Google exposes security flaw in Microsoft Edge


According to an update by Google earlier today, Microsoft is now saying that "because of the complexity of the fix, they do not yet have a fixed date set as of yet". Once found, Google notified Microsoft, and gave a 90-day window for the company to patch it before publicly disclosing the flaw.

Google's Project Zero team notified Microsoft of the vulnerability and proof-of-concept attack on November 17, giving Microsoft an initial 90 days to address the issue.

Google has found a vulnerability in Windows 10's Edge browser, and the bad news is that this security bug has been disclosed to all and sundry before Microsoft could patch it.

Even if a booby-trapped web page, image or script manages to wrest the CPU away from Edge in an effort to grab control, ACG means that the attack can't easily transfer control to malware of its own choice. The standard 90-day-deadline was awarded to the company to fix the issue before it was disclosed to the public.

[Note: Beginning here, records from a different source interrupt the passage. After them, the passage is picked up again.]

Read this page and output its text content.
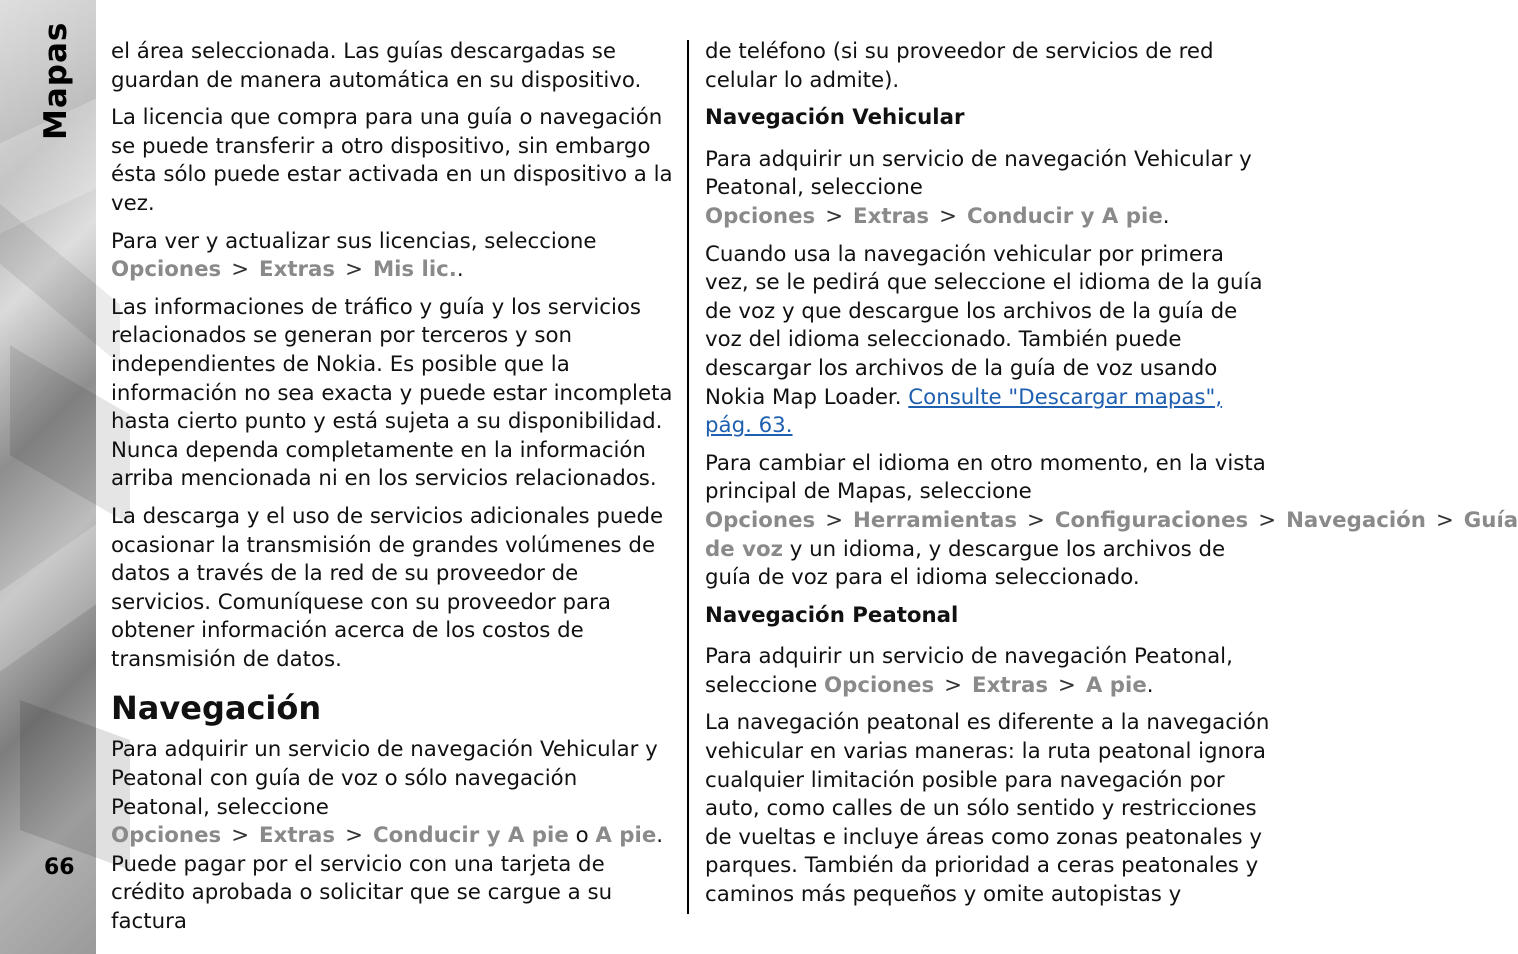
Mapas
66

el área seleccionada. Las guías descargadas se guardan de manera automática en su dispositivo.

La licencia que compra para una guía o navegación se puede transferir a otro dispositivo, sin embargo ésta sólo puede estar activada en un dispositivo a la vez.

Para ver y actualizar sus licencias, seleccione
Opciones > Extras > Mis lic..

Las informaciones de tráfico y guía y los servicios relacionados se generan por terceros y son independientes de Nokia. Es posible que la información no sea exacta y puede estar incompleta hasta cierto punto y está sujeta a su disponibilidad. Nunca dependa completamente en la información arriba mencionada ni en los servicios relacionados.

La descarga y el uso de servicios adicionales puede ocasionar la transmisión de grandes volúmenes de datos a través de la red de su proveedor de servicios. Comuníquese con su proveedor para obtener información acerca de los costos de transmisión de datos.

Navegación

Para adquirir un servicio de navegación Vehicular y Peatonal con guía de voz o sólo navegación Peatonal, seleccione Opciones > Extras > Conducir y A pie o A pie. Puede pagar por el servicio con una tarjeta de crédito aprobada o solicitar que se cargue a su factura

de teléfono (si su proveedor de servicios de red celular lo admite).

Navegación Vehicular

Para adquirir un servicio de navegación Vehicular y Peatonal, seleccione Opciones > Extras > Conducir y A pie.

Cuando usa la navegación vehicular por primera vez, se le pedirá que seleccione el idioma de la guía de voz y que descargue los archivos de la guía de voz del idioma seleccionado. También puede descargar los archivos de la guía de voz usando Nokia Map Loader. Consulte "Descargar mapas", pág. 63.

Para cambiar el idioma en otro momento, en la vista principal de Mapas, seleccione Opciones > Herramientas > Configuraciones > Navegación > Guía de voz y un idioma, y descargue los archivos de guía de voz para el idioma seleccionado.

Navegación Peatonal

Para adquirir un servicio de navegación Peatonal, seleccione Opciones > Extras > A pie.

La navegación peatonal es diferente a la navegación vehicular en varias maneras: la ruta peatonal ignora cualquier limitación posible para navegación por auto, como calles de un sólo sentido y restricciones de vueltas e incluye áreas como zonas peatonales y parques. También da prioridad a ceras peatonales y caminos más pequeños y omite autopistas y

It added that it hopes to have a fix ready to ship March 13.

But last week, on February 15th, came a post that said Microsoft "replied that "The fix is more complex than initially anticipated, and it is very likely that we will not be able to meet the February release deadline due to these memory management issues".

Aston Martin Red Bull reveals RB14 F1 vehicle
RED Bull Racing has revealed its vehicle for the 2018 season, fitted with the new mandatory halo cockpit protection device. That will become much clearer at the team's Barcelona testing site, Circuit de Catalunya , next week.

What you might call Google's soulless approach doesn't differentiate between a company that's not trying and has missed the deadline because it simply doesn't care about security, and one that has been trying hard but hasn't quite made it in time.

Microsoft has previously been critical of Google's 90-day disclosure policy, but the search giant maintains that it can never be accused of preferential treatment by inflexibly disclosing how the bug works after this time period has elapsed. Indeed, Microsoft has struggled to fix this problem.

In October past year, Microsoft criticised Google for the way it handles security updates after discovering a major security flaw in Chrome.

In October 2017, for example, Microsoft criticised Google on grounds that disclosure can endanger users.